Bailey is considered one of the leading LGBTQ+ figures in the entertainment industry and has been included in several influential lists including Attitude's Trailblazers in 2020, Variety's Power of Pride list in 2022, Out's Most Impactful and Influential in 2023, and The Independents Pride List in 2024. GQ described him as "one of the few gay British actors working onscreen whose roles don't seem defined wholly by their sexuality." Pride declared that he is proof gay actors can convincingly play straight roles, with Out writing that Bailey's visibility is inspiring LGBTQ+ performers to come out.

== Philanthropy ==
In 2019, Bailey participated in the National Three Peaks Challenge to raise money for the Scottish branch of the Motor Neurone Disease Association. In 2024, he ran the Hackney Half Marathon to benefit LGBTQ+ youth charity Just Like Us of which he is a patron.

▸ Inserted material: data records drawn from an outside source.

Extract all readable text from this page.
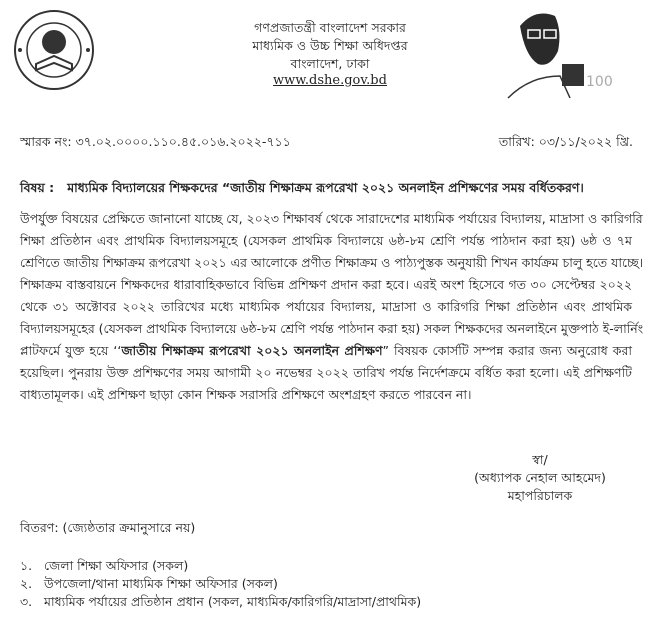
গণপ্রজাতন্ত্রী বাংলাদেশ সরকার
মাধ্যমিক ও উচ্চ শিক্ষা অধিদপ্তর
বাংলাদেশ, ঢাকা
www.dshe.gov.bd	100
স্মারক নং: ৩৭.০২.০০০০.১১০.৪৫.০১৬.২০২২-৭১১	তারিখ: ০৩/১১/২০২২ খ্রি.
বিষয় : মাধ্যমিক বিদ্যালয়ের শিক্ষকদের “জাতীয় শিক্ষাক্রম রূপরেখা ২০২১ অনলাইন প্রশিক্ষণের সময় বর্ধিতকরণ।
উপর্যুক্ত বিষয়ের প্রেক্ষিতে জানানো যাচ্ছে যে, ২০২৩ শিক্ষাবর্ষ থেকে সারাদেশের মাধ্যমিক পর্যায়ের বিদ্যালয়, মাদ্রাসা ও কারিগরি
শিক্ষা প্রতিষ্ঠান এবং প্রাথমিক বিদ্যালয়সমূহে (যেসকল প্রাথমিক বিদ্যালয়ে ৬ষ্ঠ-৮ম শ্রেণি পর্যন্ত পাঠদান করা হয়) ৬ষ্ঠ ও ৭ম
শ্রেণিতে জাতীয় শিক্ষাক্রম রূপরেখা ২০২১ এর আলোকে প্রণীত শিক্ষাক্রম ও পাঠ্যপুস্তক অনুযায়ী শিখন কার্যক্রম চালু হতে যাচ্ছে।
শিক্ষাক্রম বাস্তবায়নে শিক্ষকদের ধারাবাহিকভাবে বিভিন্ন প্রশিক্ষণ প্রদান করা হবে। এরই অংশ হিসেবে গত ৩০ সেপ্টেম্বর ২০২২
থেকে ৩১ অক্টোবর ২০২২ তারিখের মধ্যে মাধ্যমিক পর্যায়ের বিদ্যালয়, মাদ্রাসা ও কারিগরি শিক্ষা প্রতিষ্ঠান এবং প্রাথমিক
বিদ্যালয়সমূহের (যেসকল প্রাথমিক বিদ্যালয়ে ৬ষ্ঠ-৮ম শ্রেণি পর্যন্ত পাঠদান করা হয়) সকল শিক্ষকদের অনলাইনে মুক্তপাঠ ই-লার্নিং
প্লাটফর্মে যুক্ত হয়ে ‘‘জাতীয় শিক্ষাক্রম রূপরেখা ২০২১ অনলাইন প্রশিক্ষণ” বিষয়ক কোর্সটি সম্পন্ন করার জন্য অনুরোধ করা
হয়েছিল। পুনরায় উক্ত প্রশিক্ষণের সময় আগামী ২০ নভেম্বর ২০২২ তারিখ পর্যন্ত নির্দেশক্রমে বর্ধিত করা হলো। এই প্রশিক্ষণটি
বাধ্যতামূলক। এই প্রশিক্ষণ ছাড়া কোন শিক্ষক সরাসরি প্রশিক্ষণে অংশগ্রহণ করতে পারবেন না।
স্বা/
(অধ্যাপক নেহাল আহমেদ)
মহাপরিচালক
বিতরণ: (জ্যেষ্ঠতার ক্রমানুসারে নয়)
১. জেলা শিক্ষা অফিসার (সকল)
২. উপজেলা/থানা মাধ্যমিক শিক্ষা অফিসার (সকল)
৩. মাধ্যমিক পর্যায়ের প্রতিষ্ঠান প্রধান (সকল, মাধ্যমিক/কারিগরি/মাদ্রাসা/প্রাথমিক)
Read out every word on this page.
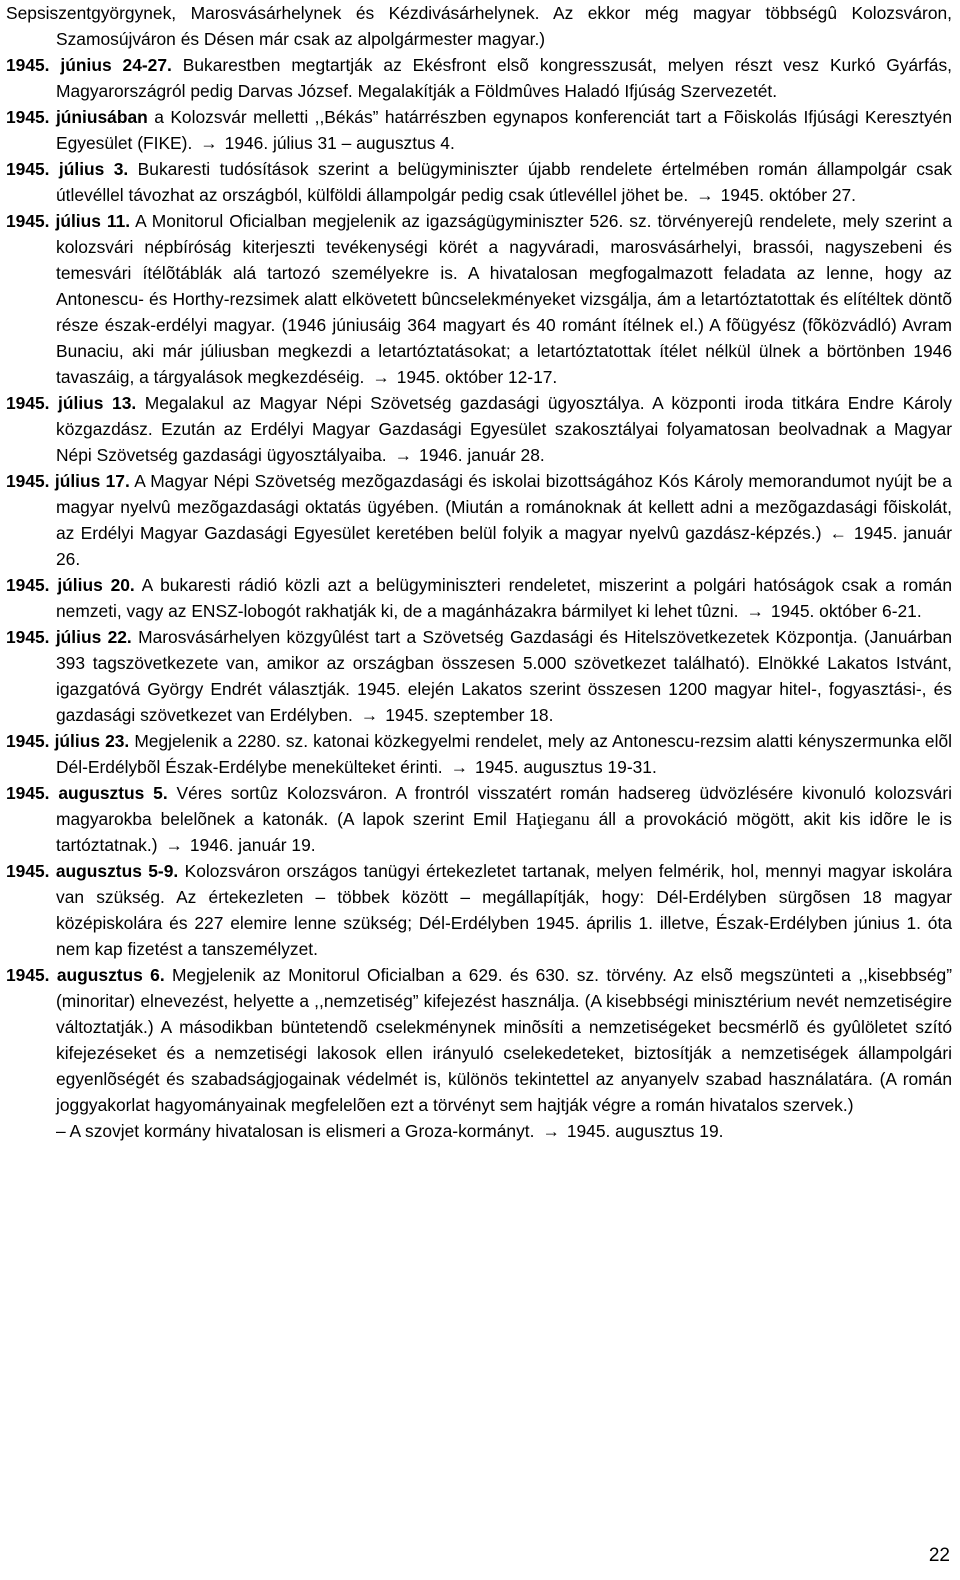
Sepsiszentgyörgynek, Marosvásárhelynek és Kézdivásárhelynek. Az ekkor még magyar többségû Kolozsváron, Szamosújváron és Désen már csak az alpolgármester magyar.)

1945. június 24-27. Bukarestben megtartják az Ekésfront elsõ kongresszusát, melyen részt vesz Kurkó Gyárfás, Magyarországról pedig Darvas József. Megalakítják a Földmûves Haladó Ifjúság Szervezetét.

1945. júniusában a Kolozsvár melletti ,,Békás” határrészben egynapos konferenciát tart a Fõiskolás Ifjúsági Keresztyén Egyesület (FIKE). → 1946. július 31 – augusztus 4.

1945. július 3. Bukaresti tudósítások szerint a belügyminiszter újabb rendelete értelmében román állampolgár csak útlevéllel távozhat az országból, külföldi állampolgár pedig csak útlevéllel jöhet be. → 1945. október 27.

1945. július 11. A Monitorul Oficialban megjelenik az igazságügyminiszter 526. sz. törvényerejû rendelete, mely szerint a kolozsvári népbíróság kiterjeszti tevékenységi körét a nagyváradi, marosvásárhelyi, brassói, nagyszebeni és temesvári ítélõtáblák alá tartozó személyekre is. A hivatalosan megfogalmazott feladata az lenne, hogy az Antonescu- és Horthy-rezsimek alatt elkövetett bûncselekményeket vizsgálja, ám a letartóztatottak és elítéltek döntõ része észak-erdélyi magyar. (1946 júniusáig 364 magyart és 40 románt ítélnek el.) A fõügyész (fõközvádló) Avram Bunaciu, aki már júliusban megkezdi a letartóztatásokat; a letartóztatottak ítélet nélkül ülnek a börtönben 1946 tavaszáig, a tárgyalások megkezdéséig. → 1945. október 12-17.

1945. július 13. Megalakul az Magyar Népi Szövetség gazdasági ügyosztálya. A központi iroda titkára Endre Károly közgazdász. Ezután az Erdélyi Magyar Gazdasági Egyesület szakosztályai folyamatosan beolvadnak a Magyar Népi Szövetség gazdasági ügyosztályaiba. → 1946. január 28.

1945. július 17. A Magyar Népi Szövetség mezõgazdasági és iskolai bizottságához Kós Károly memorandumot nyújt be a magyar nyelvû mezõgazdasági oktatás ügyében. (Miután a románoknak át kellett adni a mezõgazdasági fõiskolát, az Erdélyi Magyar Gazdasági Egyesület keretében belül folyik a magyar nyelvû gazdász-képzés.) ← 1945. január 26.

1945. július 20. A bukaresti rádió közli azt a belügyminiszteri rendeletet, miszerint a polgári hatóságok csak a román nemzeti, vagy az ENSZ-lobogót rakhatják ki, de a magánházakra bármilyet ki lehet tûzni. → 1945. október 6-21.

1945. július 22. Marosvásárhelyen közgyûlést tart a Szövetség Gazdasági és Hitelszövetkezetek Központja. (Januárban 393 tagszövetkezete van, amikor az országban összesen 5.000 szövetkezet található). Elnökké Lakatos Istvánt, igazgatóvá György Endrét választják. 1945. elején Lakatos szerint összesen 1200 magyar hitel-, fogyasztási-, és gazdasági szövetkezet van Erdélyben. → 1945. szeptember 18.

1945. július 23. Megjelenik a 2280. sz. katonai közkegyelmi rendelet, mely az Antonescu-rezsim alatti kényszermunka elõl Dél-Erdélybõl Észak-Erdélybe menekülteket érinti. → 1945. augusztus 19-31.

1945. augusztus 5. Véres sortûz Kolozsváron. A frontról visszatért román hadsereg üdvözlésére kivonuló kolozsvári magyarokba belelõnek a katonák. (A lapok szerint Emil Haţieganu áll a provokáció mögött, akit kis idõre le is tartóztatnak.) → 1946. január 19.

1945. augusztus 5-9. Kolozsváron országos tanügyi értekezletet tartanak, melyen felmérik, hol, mennyi magyar iskolára van szükség. Az értekezleten – többek között – megállapítják, hogy: Dél-Erdélyben sürgõsen 18 magyar középiskolára és 227 elemire lenne szükség; Dél-Erdélyben 1945. április 1. illetve, Észak-Erdélyben június 1. óta nem kap fizetést a tanszemélyzet.

1945. augusztus 6. Megjelenik az Monitorul Oficialban a 629. és 630. sz. törvény. Az elsõ megszünteti a ,,kisebbség” (minoritar) elnevezést, helyette a ,,nemzetiség” kifejezést használja. (A kisebbségi minisztérium nevét nemzetiségire változtatják.) A másodikban büntetendõ cselekménynek minõsíti a nemzetiségeket becsmérlõ és gyûlöletet szító kifejezéseket és a nemzetiségi lakosok ellen irányuló cselekedeteket, biztosítják a nemzetiségek állampolgári egyenlõségét és szabadságjogainak védelmét is, különös tekintettel az anyanyelv szabad használatára. (A román joggyakorlat hagyományainak megfelelõen ezt a törvényt sem hajtják végre a román hivatalos szervek.)

– A szovjet kormány hivatalosan is elismeri a Groza-kormányt. → 1945. augusztus 19.

22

=== The Shameless Fund ===
In 2024, Bailey founded the charity The Shameless Fund that "aims to help members of the queer community across the world live freely and authentically" by raising money through celebrity and brand partnerships. The charity's debut collaboration was with fashion brand Loewe's "Drink Your Milk" collection. In 2025, Bailey collaborated with eyewear brand Cubitts to re-imagine the glasses worn by his character in Jurassic World Rebirth with proceeds benefiting the charity.

==Personal life==
Bailey resides in Hove, East Sussex. An avid cyclist, Bailey has competed in marathons and triathlons in addition to doing paddleboarding and mountaineering. In 2018, he hiked the Everest Base Camp in Nepal.

Bailey privately came out as gay to friends and family in his early 20s, but did not comment on it in public for another decade. He came out publicly in 2018. Although cautious of discussing his sexuality, which he sees as a personal matter that "becomes a commodity and a currency", he is committed to visibility and representation, saying: "If I can fill spaces that I didn't have growing up, then I feel like that's a really brilliant thing." He also called this "something [I'll] always strive to do".